Жизнь фаворита вообще трудно поддается описанию, за исключением ее публичных проявлений — дворцового блеска, внимания и наград царствующей особы или громкого «падения». Сам характер его сугубо «неофициального» существования не оставляет повседневных «следов»-документов — как, например, работа чиновника, министра или полководца. Он — теневая фигура; его сфера — приватные беседы, закулисная деятельность; его стихия — «благоприятный случай», когда вовремя сказанное слово может обеспечить взлет чьей-то карьеры, а то и сломать жизнь.
К тому же он — особа, очень уж приближенная и доверенная, и в силу этой приближенности не может, не должен рассказывать обо всем, что видел и знал, даже много лет спустя — конечно, если доведется встретить спокойную старость. Это удавалось не всем. Но не случайно те, кому посчастливилось (Бирон, фавориты императрицы Елизаветы Алексей Разумовский и Иван Шувалов или последние любимцы Екатерины II — (Васильчиков, Завадовский, Римский-Корсаков, Зубов), мемуаров не оставили и свои тайны унесли в могилу. Немногословность — пожалуй, в данном случае не самая плохая черта — отличает их в выгодную сторону от государственных мужей, которые ныне как можно скорее стремятся обнародовать сочинения о своем «хождении» во власть. И уж точно она не присуща противникам фаворитов, которые все беды, нередко путая при этом собственные и общественные проблемы, преподносили как результат вредного влияния временщика.

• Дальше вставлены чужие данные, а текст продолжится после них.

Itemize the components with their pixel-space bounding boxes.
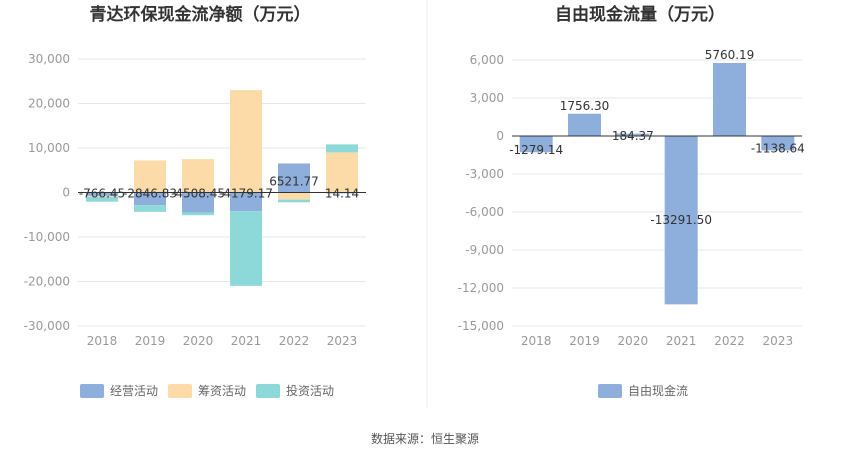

Лажечников ставил важный вопрос о достоверности дошедших до нас источников, но в то же время не подвергал сомнению предание о царском любовании головой Волынского на блюде. Эта ситуация, допустимая во времена опричнины Ивана Грозного, едва ли была возможной при дворе XVIII века. В отношении же Бирона у Лажечникова сомнений не было, ведь он был знаком с записками Манштейна и не мог поверить, чтобы «немец» оболгал «немца». Признаваясь Пушкину: «Ваши упреки задели меня за живое», — романист составил целый обвинительный акт против временщика, но невольно подтвердил позицию оппонента, что Бирона огульно обвинили во всех бедах аннинского царствования: и персидские провинции «сдал», и границу с Китаем изменил, и гвозди под ногти загонял.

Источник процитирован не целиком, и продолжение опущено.